Jakarta (ANTARA) - Mahkamah Konstitusi (MK) menyatakan perkara nomor 87/PUU-XXIV/2026 pengujian materiil Pasal 71 angka 2 Undang-Undang Nomor 6 Tahun 2023 tentang Cipta Kerja yang menyoal terkait kuota internet hangus tidak jelas atau kabur (obscuur).

Dalam pertimbangan yang dibacakan Hakim Konstitusi Saldi Isra di ruang sidang Gedung I MK, Jakarta, Selasa, mengatakan pemohon pada bagian kewenangan pemohon tidak menguraikan dasar hukum kewenangan Mahkamah Konstitusi dalam menguji undang-undang terhadap UUD 1945 secara lengkap sebagaimana ditentukan dalam Peraturan MK Nomor 7 Tahun 2025.

Dalam hal ini pemohon hanya sebatas menyebutkan Pasal 24C ayat (1) UUD 1945 dan Pasal 10 ayat (1) huruf A UU MK serta menambahkan kalimat “Mahkamah Konstitusi berfungsi sebagai The Guardian of Constitution dan The Protector of Citizen’s Constitutional Rights".
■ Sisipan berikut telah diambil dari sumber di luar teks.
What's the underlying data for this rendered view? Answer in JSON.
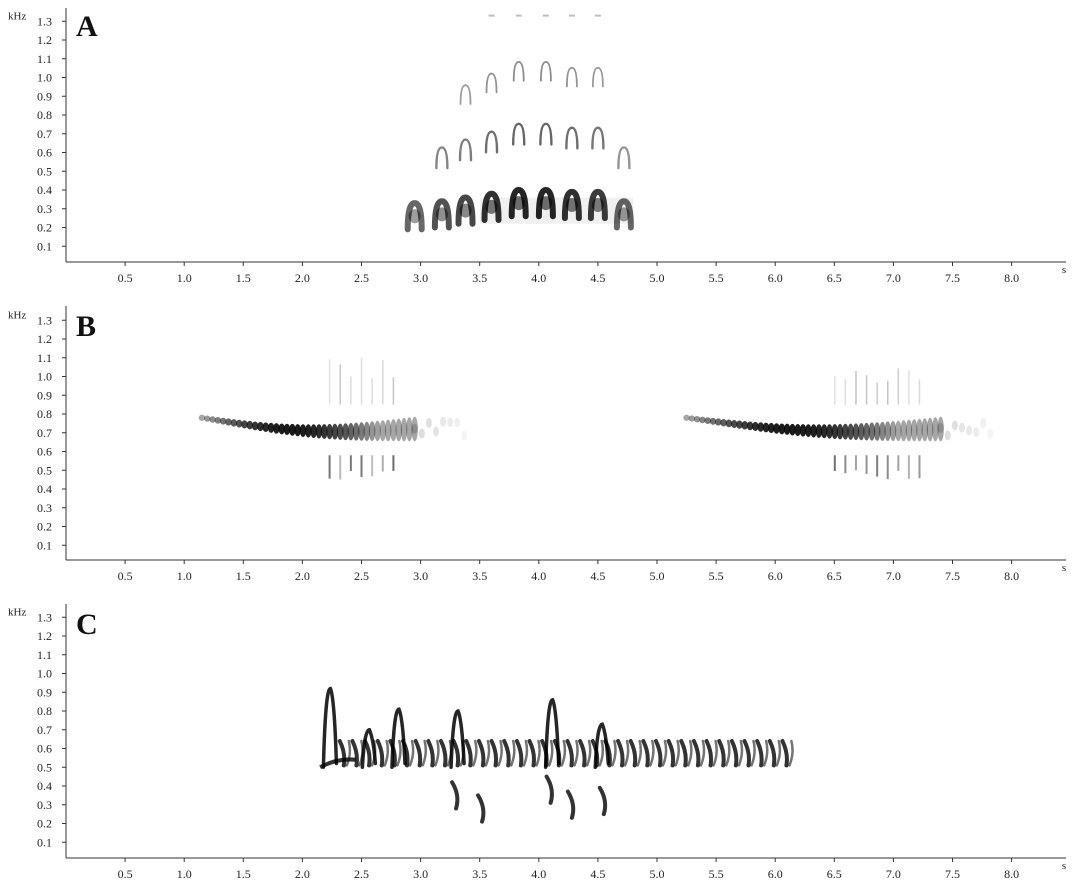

"Begitu juga pada bagian kedudukan hukum, pemohon hanya mencantumkan lima poin syarat-syarat kerugian hak konstitusi tanpa dikaitkan dengan substansi kerugian hak konstitusional," kata Saldi.

Selanjutnya, pada bagian posita (alasan permohonan) pemohon tidak menguraikan secara memadai alasan yang dapat menunjukkan pertentangan antara norma Pasal 71 angka 2 Undang-Undang Nomor 6 Tahun 2023 dengan dasar pengujian UUD 1945.
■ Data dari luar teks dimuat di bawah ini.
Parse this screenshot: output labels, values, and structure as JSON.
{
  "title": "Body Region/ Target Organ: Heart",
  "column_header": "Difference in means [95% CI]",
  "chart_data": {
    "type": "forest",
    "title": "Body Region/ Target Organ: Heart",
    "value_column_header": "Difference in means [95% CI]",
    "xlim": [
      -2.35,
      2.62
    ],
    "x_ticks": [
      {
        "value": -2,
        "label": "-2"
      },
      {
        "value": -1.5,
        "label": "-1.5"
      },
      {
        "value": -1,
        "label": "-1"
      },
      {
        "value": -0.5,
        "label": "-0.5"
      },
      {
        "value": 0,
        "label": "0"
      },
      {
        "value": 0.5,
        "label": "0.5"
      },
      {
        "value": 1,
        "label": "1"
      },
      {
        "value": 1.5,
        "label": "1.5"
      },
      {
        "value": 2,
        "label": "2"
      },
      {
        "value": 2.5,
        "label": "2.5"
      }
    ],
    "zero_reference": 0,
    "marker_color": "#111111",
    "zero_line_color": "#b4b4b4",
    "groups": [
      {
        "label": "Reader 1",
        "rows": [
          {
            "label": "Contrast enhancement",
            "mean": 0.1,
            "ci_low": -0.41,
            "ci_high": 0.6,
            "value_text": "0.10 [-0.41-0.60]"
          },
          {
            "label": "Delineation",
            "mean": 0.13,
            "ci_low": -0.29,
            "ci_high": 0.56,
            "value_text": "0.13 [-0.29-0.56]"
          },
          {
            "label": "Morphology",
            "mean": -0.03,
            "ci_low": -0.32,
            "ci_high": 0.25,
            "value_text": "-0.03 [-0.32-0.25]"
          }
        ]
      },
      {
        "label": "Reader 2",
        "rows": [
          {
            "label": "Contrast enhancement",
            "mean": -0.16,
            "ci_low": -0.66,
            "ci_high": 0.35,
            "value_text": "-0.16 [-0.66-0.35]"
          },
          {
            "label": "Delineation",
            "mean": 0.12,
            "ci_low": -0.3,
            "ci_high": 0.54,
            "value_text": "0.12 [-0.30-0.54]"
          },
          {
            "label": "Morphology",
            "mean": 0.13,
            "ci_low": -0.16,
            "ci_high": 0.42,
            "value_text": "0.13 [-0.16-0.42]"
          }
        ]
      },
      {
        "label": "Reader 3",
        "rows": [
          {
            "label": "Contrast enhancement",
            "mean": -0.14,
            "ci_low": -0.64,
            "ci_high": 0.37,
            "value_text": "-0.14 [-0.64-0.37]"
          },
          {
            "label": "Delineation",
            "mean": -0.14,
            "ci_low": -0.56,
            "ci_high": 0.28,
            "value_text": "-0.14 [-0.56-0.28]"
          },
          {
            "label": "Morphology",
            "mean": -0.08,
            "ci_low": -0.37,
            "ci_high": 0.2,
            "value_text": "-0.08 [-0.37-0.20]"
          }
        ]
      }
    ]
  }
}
"Berdasarkan fakta dan pertimbangan hukum masing-masing permohon tersebut di atas, tidak terdapat keraguan bagi Mahkamah untuk menyatakan permohonan a quo tidak jelas, atau kabur atau obscuur," ujar Saldi.

Saldi melanjutkan, menimbang bahwa meskipun Mahkamah berwenang untuk mengadili permohonan a quo namun karena permohonan a quo tidak jelas, atau kabur maka Mahkamah tidak mempertimbangkan lebih lanjut permohonan pemohon.
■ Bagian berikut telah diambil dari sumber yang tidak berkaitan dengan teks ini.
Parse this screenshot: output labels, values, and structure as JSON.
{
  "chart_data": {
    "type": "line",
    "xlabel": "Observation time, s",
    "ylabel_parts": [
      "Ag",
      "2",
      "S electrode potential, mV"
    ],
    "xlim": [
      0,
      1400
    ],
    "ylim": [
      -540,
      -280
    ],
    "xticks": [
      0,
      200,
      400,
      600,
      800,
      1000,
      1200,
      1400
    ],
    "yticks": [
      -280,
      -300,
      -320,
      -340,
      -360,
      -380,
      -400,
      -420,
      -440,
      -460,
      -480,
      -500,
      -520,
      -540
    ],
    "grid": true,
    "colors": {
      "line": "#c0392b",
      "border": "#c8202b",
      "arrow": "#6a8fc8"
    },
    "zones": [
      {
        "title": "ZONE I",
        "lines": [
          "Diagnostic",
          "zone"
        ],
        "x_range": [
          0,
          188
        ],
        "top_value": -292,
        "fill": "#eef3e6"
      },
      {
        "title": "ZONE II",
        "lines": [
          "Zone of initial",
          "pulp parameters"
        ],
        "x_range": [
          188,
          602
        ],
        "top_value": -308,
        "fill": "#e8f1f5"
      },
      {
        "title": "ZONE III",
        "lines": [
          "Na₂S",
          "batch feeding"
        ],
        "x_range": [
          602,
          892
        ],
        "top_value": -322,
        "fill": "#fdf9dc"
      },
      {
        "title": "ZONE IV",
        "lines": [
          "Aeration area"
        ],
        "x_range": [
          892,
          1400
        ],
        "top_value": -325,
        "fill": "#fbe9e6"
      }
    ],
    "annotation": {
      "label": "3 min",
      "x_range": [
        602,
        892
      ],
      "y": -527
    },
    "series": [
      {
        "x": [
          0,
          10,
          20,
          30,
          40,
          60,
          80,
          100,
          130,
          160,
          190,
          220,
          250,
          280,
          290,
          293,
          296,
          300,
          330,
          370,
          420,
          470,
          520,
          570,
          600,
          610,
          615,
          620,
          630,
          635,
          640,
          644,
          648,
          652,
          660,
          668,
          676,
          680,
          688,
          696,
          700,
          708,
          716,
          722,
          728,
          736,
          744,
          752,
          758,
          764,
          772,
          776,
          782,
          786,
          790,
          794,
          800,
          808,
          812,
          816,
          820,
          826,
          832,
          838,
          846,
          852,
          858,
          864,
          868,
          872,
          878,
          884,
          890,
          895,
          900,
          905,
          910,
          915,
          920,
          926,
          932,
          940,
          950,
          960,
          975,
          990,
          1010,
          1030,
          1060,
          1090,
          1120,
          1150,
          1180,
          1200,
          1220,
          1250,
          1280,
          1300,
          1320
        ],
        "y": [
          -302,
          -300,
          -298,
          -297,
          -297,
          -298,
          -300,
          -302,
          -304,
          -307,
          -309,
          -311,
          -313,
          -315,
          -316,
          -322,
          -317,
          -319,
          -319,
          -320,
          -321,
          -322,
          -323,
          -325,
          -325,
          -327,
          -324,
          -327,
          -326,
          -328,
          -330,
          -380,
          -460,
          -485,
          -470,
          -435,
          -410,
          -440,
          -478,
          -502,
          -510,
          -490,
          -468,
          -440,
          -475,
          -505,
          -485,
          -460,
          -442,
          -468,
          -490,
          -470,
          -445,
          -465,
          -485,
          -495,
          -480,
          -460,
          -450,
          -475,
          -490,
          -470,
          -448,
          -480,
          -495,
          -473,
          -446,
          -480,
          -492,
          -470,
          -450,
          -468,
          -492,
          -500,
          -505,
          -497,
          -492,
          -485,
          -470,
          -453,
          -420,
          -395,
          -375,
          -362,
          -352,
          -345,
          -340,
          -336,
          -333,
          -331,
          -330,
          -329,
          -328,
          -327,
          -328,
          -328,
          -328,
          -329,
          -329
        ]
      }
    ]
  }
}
Perkara nomor 87/PUU-XXIV/2026 menyoal kuota internet hangus diajukan oleh Rachmad Rofik. Setidaknya terdapat 31 perkara serupa yang sedang berproses di MK. Salah satunya nomor 273/PUU-XXIV/2026 yang dimohonkan oleh Didi Supandi, pengemudi ojek daring dan Wahyu Trisna Sari, pedagang kuliner daring.